The foundation of Fun Home is not merriment as the title might suggest.   Rather, fear is what supports this coming-of-age musical about a lesbian graphic novelist and her closeted gay father, an English teacher who also runs the family funeral home. What ultimately transpires over the course of this well-written production is quite telling. In the end, Fun Home stands strong and proud as a poignant American musical, a theater experience of extraordinary perception and gravitas.

The production won five awards at the 2015 Tony Awards, including Best Musical, and hailed as a fresh take on universal themes. Unbelievably, it is the first Broadway musical with a lesbian protagonist. Currently on its first national tour, Fun Home plays at the AT&T Performing Arts Center in Dallas through Sept. 24.

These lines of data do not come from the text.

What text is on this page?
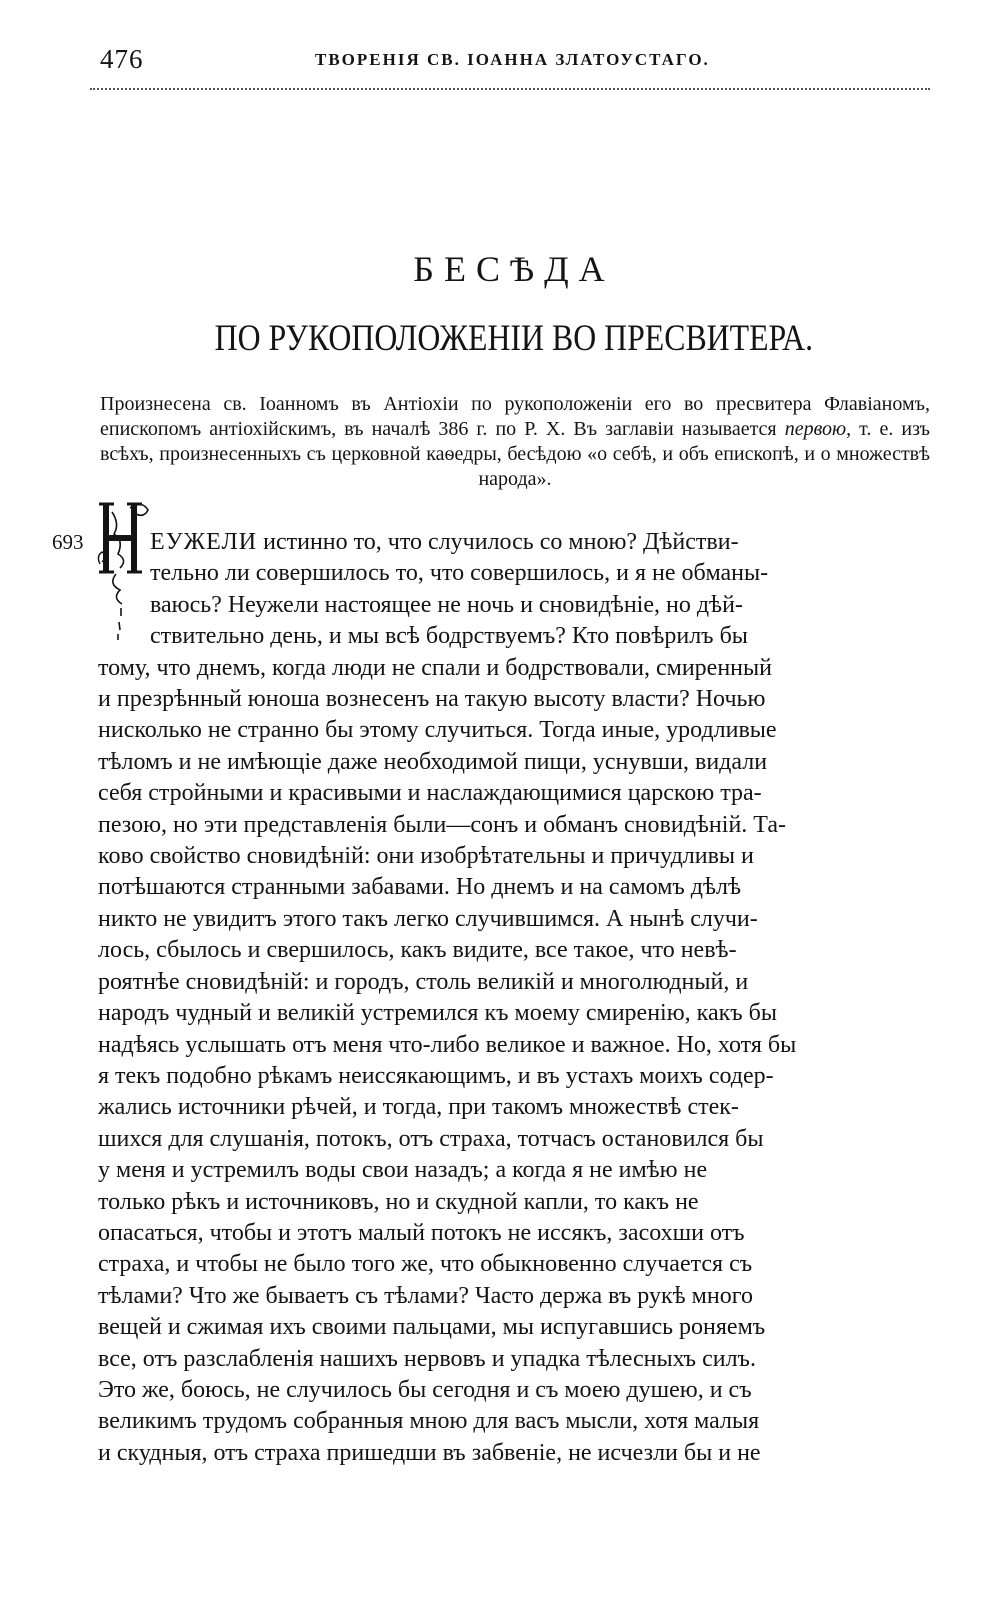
476	ТВОРЕНІЯ СВ. ІОАННА ЗЛАТОУСТАГО.
БЕСѢДА
ПО РУКОПОЛОЖЕНІИ ВО ПРЕСВИТЕРА.
Произнесена св. Іоанномъ въ Антіохіи по рукоположеніи его во пресвитера Флавіаномъ, епископомъ антіохійскимъ, въ началѣ 386 г. по Р. Х. Въ заглавіи называется первою, т. е. изъ всѣхъ, произнесенныхъ съ церковной каѳедры, бесѣдою «о себѣ, и объ епископѣ, и о множествѣ народа».
693	ЕУЖЕЛИ истинно то, что случилось со мною? Дѣйстви-
тельно ли совершилось то, что совершилось, и я не обманы-
ваюсь? Неужели настоящее не ночь и сновидѣніе, но дѣй-
ствительно день, и мы всѣ бодрствуемъ? Кто повѣрилъ бы
тому, что днемъ, когда люди не спали и бодрствовали, смиренный
и презрѣнный юноша вознесенъ на такую высоту власти? Ночью
нисколько не странно бы этому случиться. Тогда иные, уродливые
тѣломъ и не имѣющіе даже необходимой пищи, уснувши, видали
себя стройными и красивыми и наслаждающимися царскою тра-
пезою, но эти представленія были—сонъ и обманъ сновидѣній. Та-
ково свойство сновидѣній: они изобрѣтательны и причудливы и
потѣшаются странными забавами. Но днемъ и на самомъ дѣлѣ
никто не увидитъ этого такъ легко случившимся. А нынѣ случи-
лось, сбылось и свершилось, какъ видите, все такое, что невѣ-
роятнѣе сновидѣній: и городъ, столь великій и многолюдный, и
народъ чудный и великій устремился къ моему смиренію, какъ бы
надѣясь услышать отъ меня что-либо великое и важное. Но, хотя бы
я текъ подобно рѣкамъ неиссякающимъ, и въ устахъ моихъ содер-
жались источники рѣчей, и тогда, при такомъ множествѣ стек-
шихся для слушанія, потокъ, отъ страха, тотчасъ остановился бы
у меня и устремилъ воды свои назадъ; а когда я не имѣю не
только рѣкъ и источниковъ, но и скудной капли, то какъ не
опасаться, чтобы и этотъ малый потокъ не иссякъ, засохши отъ
страха, и чтобы не было того же, что обыкновенно случается съ
тѣлами? Что же бываетъ съ тѣлами? Часто держа въ рукѣ много
вещей и сжимая ихъ своими пальцами, мы испугавшись роняемъ
все, отъ разслабленія нашихъ нервовъ и упадка тѣлесныхъ силъ.
Это же, боюсь, не случилось бы сегодня и съ моею душею, и съ
великимъ трудомъ собранныя мною для васъ мысли, хотя малыя
и скудныя, отъ страха пришедши въ забвеніе, не исчезли бы и не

Based on Alison Bechdel’s award-winning 2006 autobiographical graphic novel of her family life and her journey to self-discovery, Fun Home craftily mixes youthful innocence and tomfoolery with the story’s darker edges of lies and secrets her parents harbor. Alison’s memoirs are relived through Alison as a confident young girl, growing up playing with her brothers in the funeral home, Alison as a confused college student experiencing her first crush, and Alison as a fully-functioning adult, but one still trying to understand her journey. Fun Home zigzags and circles through the three stages in Bechdel’s life, but the staging doesn’t hamper the emotional intensity that begins to brew from the opening song, “It All Comes Back (Opening).”

Kate Shindle as ‘Alison’ and Robert Petkoff as ‘Bruce’

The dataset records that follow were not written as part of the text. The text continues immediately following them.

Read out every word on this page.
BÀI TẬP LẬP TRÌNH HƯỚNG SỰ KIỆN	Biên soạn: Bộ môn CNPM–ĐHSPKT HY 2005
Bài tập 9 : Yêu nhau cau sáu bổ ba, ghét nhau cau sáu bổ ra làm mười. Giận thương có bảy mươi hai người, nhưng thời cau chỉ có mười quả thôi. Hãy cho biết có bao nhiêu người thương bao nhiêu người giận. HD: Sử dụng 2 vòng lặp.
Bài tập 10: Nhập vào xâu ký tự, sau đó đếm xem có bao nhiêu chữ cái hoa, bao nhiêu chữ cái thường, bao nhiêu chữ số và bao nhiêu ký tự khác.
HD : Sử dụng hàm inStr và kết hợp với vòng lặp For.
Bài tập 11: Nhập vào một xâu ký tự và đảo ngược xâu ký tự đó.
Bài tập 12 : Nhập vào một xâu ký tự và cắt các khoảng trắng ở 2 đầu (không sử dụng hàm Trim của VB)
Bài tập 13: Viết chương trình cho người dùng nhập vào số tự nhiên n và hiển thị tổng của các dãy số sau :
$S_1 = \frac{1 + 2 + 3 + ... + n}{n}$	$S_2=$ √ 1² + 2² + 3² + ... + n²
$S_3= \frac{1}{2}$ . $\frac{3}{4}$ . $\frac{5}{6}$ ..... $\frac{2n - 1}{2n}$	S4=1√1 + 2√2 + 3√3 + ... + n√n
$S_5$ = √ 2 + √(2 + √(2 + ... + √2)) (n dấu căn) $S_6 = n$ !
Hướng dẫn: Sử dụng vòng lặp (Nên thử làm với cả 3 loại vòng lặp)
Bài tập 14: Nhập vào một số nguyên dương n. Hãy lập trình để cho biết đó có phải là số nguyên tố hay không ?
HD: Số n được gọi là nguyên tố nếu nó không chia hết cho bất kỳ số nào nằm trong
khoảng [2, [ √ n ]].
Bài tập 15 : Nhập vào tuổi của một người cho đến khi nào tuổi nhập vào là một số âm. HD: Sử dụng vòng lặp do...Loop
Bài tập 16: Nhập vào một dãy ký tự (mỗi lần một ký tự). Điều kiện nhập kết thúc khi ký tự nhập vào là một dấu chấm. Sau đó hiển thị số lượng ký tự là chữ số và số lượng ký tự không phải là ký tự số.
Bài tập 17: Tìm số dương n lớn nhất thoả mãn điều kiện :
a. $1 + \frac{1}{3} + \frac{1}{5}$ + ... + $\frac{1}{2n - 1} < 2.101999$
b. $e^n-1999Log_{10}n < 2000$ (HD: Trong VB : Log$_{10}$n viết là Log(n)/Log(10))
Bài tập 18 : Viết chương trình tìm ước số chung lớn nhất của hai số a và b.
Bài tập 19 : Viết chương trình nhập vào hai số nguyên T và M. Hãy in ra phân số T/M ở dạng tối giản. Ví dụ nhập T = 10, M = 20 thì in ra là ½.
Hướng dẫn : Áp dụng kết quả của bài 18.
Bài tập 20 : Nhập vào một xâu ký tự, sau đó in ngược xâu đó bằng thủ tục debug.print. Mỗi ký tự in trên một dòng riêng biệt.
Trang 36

Alison’s relationship with her parents, most significantly her father, is at the core of the drama. Audiences hear early on of his suicide while Alison is at college. But she still grapples with how her life as an out lesbian directly connects to the life and death of her father, a man whom she loves deeply but never really understands. As Fun Home progresses, Alison is drawn deeper and deeper into her memories, finally entering into them, desperate to reverse her father’s self-destruction and rescue her put-upon mother, who sings of fear and heartache in one of several show-stopping numbers, “Days and Days.”

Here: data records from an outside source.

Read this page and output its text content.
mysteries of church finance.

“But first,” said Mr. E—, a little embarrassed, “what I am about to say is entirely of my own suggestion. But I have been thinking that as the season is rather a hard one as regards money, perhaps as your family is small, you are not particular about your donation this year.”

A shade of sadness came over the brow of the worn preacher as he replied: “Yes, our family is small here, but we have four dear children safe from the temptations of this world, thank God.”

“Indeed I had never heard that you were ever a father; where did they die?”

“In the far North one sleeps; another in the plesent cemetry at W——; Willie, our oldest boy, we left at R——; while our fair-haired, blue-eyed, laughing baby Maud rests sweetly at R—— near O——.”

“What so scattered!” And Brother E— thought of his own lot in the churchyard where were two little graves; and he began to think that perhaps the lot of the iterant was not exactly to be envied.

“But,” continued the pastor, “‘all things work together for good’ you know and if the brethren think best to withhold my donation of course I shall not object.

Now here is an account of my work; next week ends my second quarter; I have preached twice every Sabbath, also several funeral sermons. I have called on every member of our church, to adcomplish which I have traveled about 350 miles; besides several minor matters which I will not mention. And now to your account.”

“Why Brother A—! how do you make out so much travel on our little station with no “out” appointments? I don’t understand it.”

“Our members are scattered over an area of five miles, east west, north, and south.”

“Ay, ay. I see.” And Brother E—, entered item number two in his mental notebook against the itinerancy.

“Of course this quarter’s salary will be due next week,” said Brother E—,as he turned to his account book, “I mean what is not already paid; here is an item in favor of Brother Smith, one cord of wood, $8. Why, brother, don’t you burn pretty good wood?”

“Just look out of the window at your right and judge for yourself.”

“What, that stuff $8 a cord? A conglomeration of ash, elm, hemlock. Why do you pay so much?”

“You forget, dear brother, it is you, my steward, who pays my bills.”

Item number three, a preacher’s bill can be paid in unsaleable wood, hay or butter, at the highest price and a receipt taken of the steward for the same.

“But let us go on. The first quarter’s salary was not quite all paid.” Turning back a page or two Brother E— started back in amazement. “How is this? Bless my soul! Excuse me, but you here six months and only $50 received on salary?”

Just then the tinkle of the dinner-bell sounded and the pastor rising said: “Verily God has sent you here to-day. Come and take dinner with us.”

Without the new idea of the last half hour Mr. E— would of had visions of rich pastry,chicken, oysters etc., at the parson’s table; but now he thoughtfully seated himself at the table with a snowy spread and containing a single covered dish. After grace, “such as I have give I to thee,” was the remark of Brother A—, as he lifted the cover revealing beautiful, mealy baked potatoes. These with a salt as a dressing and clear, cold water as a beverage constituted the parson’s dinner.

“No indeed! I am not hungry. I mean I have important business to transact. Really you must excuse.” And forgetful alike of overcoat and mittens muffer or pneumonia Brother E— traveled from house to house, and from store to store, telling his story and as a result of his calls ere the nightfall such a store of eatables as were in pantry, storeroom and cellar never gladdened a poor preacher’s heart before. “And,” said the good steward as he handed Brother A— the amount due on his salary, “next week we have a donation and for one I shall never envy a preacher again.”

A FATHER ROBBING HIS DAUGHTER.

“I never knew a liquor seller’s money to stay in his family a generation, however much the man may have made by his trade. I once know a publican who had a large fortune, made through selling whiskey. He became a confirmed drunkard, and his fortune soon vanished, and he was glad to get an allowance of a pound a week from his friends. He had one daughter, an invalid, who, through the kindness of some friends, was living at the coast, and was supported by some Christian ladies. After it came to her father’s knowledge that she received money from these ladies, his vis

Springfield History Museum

The beauty in the story is how it masks one’s inner fears with moments of merriment. Young Alison and her siblings goof around in the coffins, dancing and singing “Come to the Fun Home” to hilarious results just moments after being deserted by their father, who seems content sneaking away for a liaison leaving his baffled kids unattended. Later, college-age Alison awkwardly confronts her sexual fears when a girl admirer turns up the heat, and together their interplay is both charming and illuminating, captured in the delightful number “Changing My Major” (to sex with Joan).

The cast is uniformly effective. As the grown-up Alison, Kate Shindle sings beautifully and commands the stage as the 43-year-old still perturbed by her family. She introduces Small Alison (a bouncy Carly Gold, making her first professional debut), a little girl who yearns to fly, and Medium Alison (Abby Corrigan, flawlessly awkward) as the college student beginning to judge her family. All three bring a different dimension to Alison, giving us insight and making us fans of the character. As the manipulative and sometimes abusive father, Robert Petkoff is unsympathetic, with his fears of being judged by his wife and family fully registered on his face. As the long-suffering mother, Susan Moniz captures the essence of a life drained of humility and love.

Fun Home is smart, funny and makes you think about your own journey home. And while the music often soars, the story centers directly on the realness of the characters, reminding us that healing can often be our pillars in life.